"Grillini" überspannen den Bogen

In Italien steht die radikale Protestpartei des Komikers Beppe Grillo unter Beschuss. Die "Grillini" betreiben eine kompromisslose Oppositionspolitik, verweigern jede Zusammenarbeit und blockieren die Arbeit des Parlaments. Jetzt aber haben sie alle parlamentarischen Regeln und auch die Grenzen des Anstands überschritten. Die anderen Parteien werfen ihnen Sexismus und sogar faschistische Methoden vor.

Beppe Grillo

Beppe Grillo

(c) Lami, EPA

Mittagsjournal, 5.2.2014

Sturm im Hohen Haus

Dass im Parlament in Rom die Emotionen hoch gehen, kommt öfter vor. Doch einen solchen Sturm hat das Hohe Haus selten erlebt. Als die Präsidentin der Abgeordnetenkammer, Laura Boldrini, einen Filibuster der Grillo-Opposition abwürgt und gegen ihren Einspruch die Abstimmung über ein Regierungsdekret durchsetzt, stürmen die Grillini, mit Plakaten und Fahnen bewaffnet, unter lautem Protest durch den Saal, springen über die Regierungsbänke und können nur durch den Einsatz der Saalordner daran gehindert werden, die Kammerpräsidentin von ihrem Sitz zu vertreiben. Es kommt zu einem regelrechten Handgemenge, eine der protestierenden Grillo-Abgeordneten verspürt sogar eine Ohrfeige.

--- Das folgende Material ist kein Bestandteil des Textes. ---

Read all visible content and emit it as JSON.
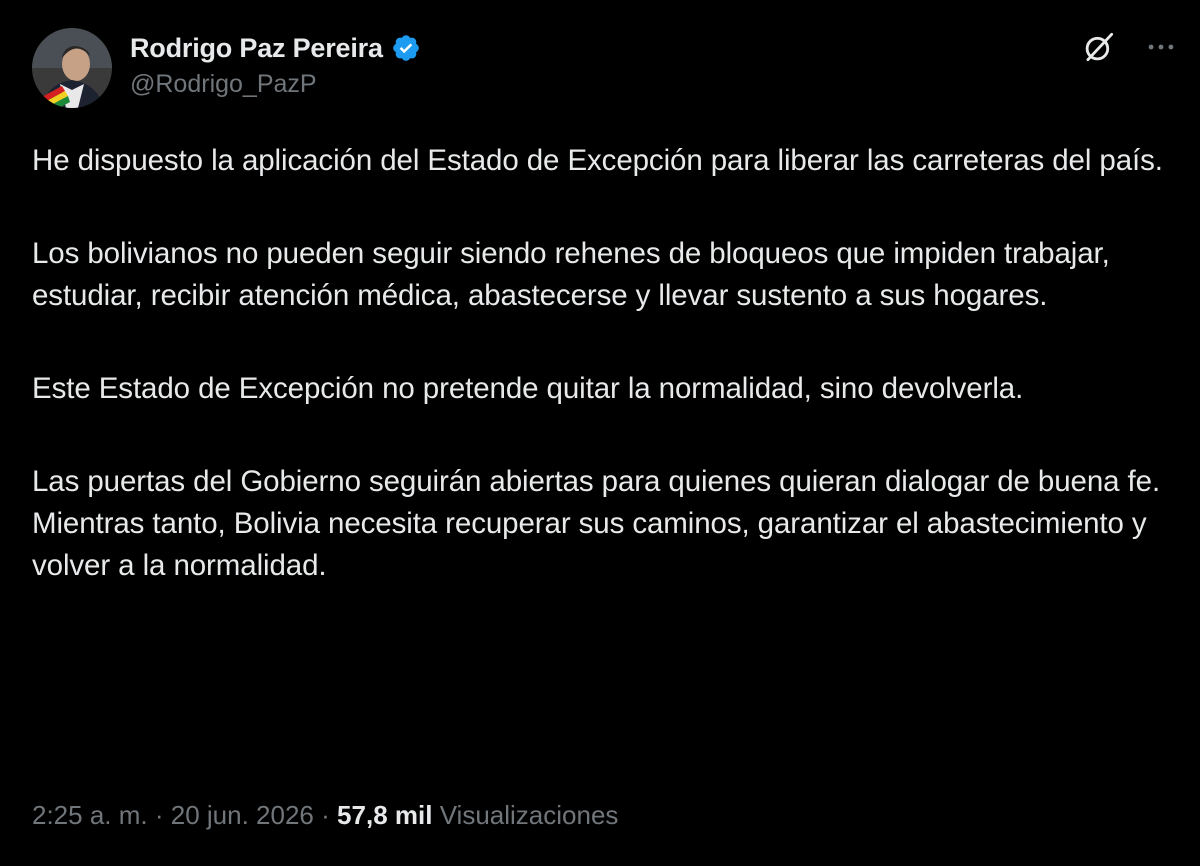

"Gefährlicher als die Faschisten"

Seit der Episode eskaliert hierzulande der Streit um Rechte und Grenzen demokratischer Oppositionspolitik. Premier Letta spricht von einem Rückfall in die Barbarei und der Parteichef der Sozialdemokraten, Matteo Renzi, fühlt sich an den "Squadrismo" erinnert, die Aktionen der Schlägertruppen, mit denen Mussolini die parlamentarische Demokratie sturmreif gemacht hat.

Der prominente Publizist und Historiker, Corrado Augias, erhebt im Fernsehen warnend die Stimme: "Mein Eindruck ist, dass diese jungen unerfahrenen Abgeordneten kaum wissen, was in Italien zwischen 1919 und 1945 geschehen ist, und in ihrem Unwissen mimen und wiederholen sie das, was uns in den Ruin geführt hat. Sie sind sogar gefährlicher als die deklarierten Faschisten, die wissen, was sie tun."

Wahlrechtsreform als Auslöser

Ein Hintergrund ist: Nach Jahren des politischen Zanks wird im Parlament zur Zeit ein neues Wahlrecht vorangetrieben. Kommt es in seiner jetzigen Form durch, riskiert Beppe Grillos Bewegung an Bedeutung zu verlieren - daher schießt Grillo nun aus allen Rohren, über die Grenzen des Anstands hinaus. Er spricht von einem Putsch und fragt in seinem Internetblog provokant: "Was würdet ihr machen, wenn die Parlamentspräsidentin in eurem Auto säße?" Die Kommentare vieler seiner Anhänger sind voll von sexistischen Geschmacklosigkeiten und Vergewaltigungsphantasien.

Die Öffentlichkeit reagiert bestürzt. Zumal einer von Grillos Abgeordneten wenige Tage zuvor den sozialdemokratischen Politikerinnen vorgeworfen hatte, nur wegen ihrer sexuellen Leistungen im Parlament zu sitzen.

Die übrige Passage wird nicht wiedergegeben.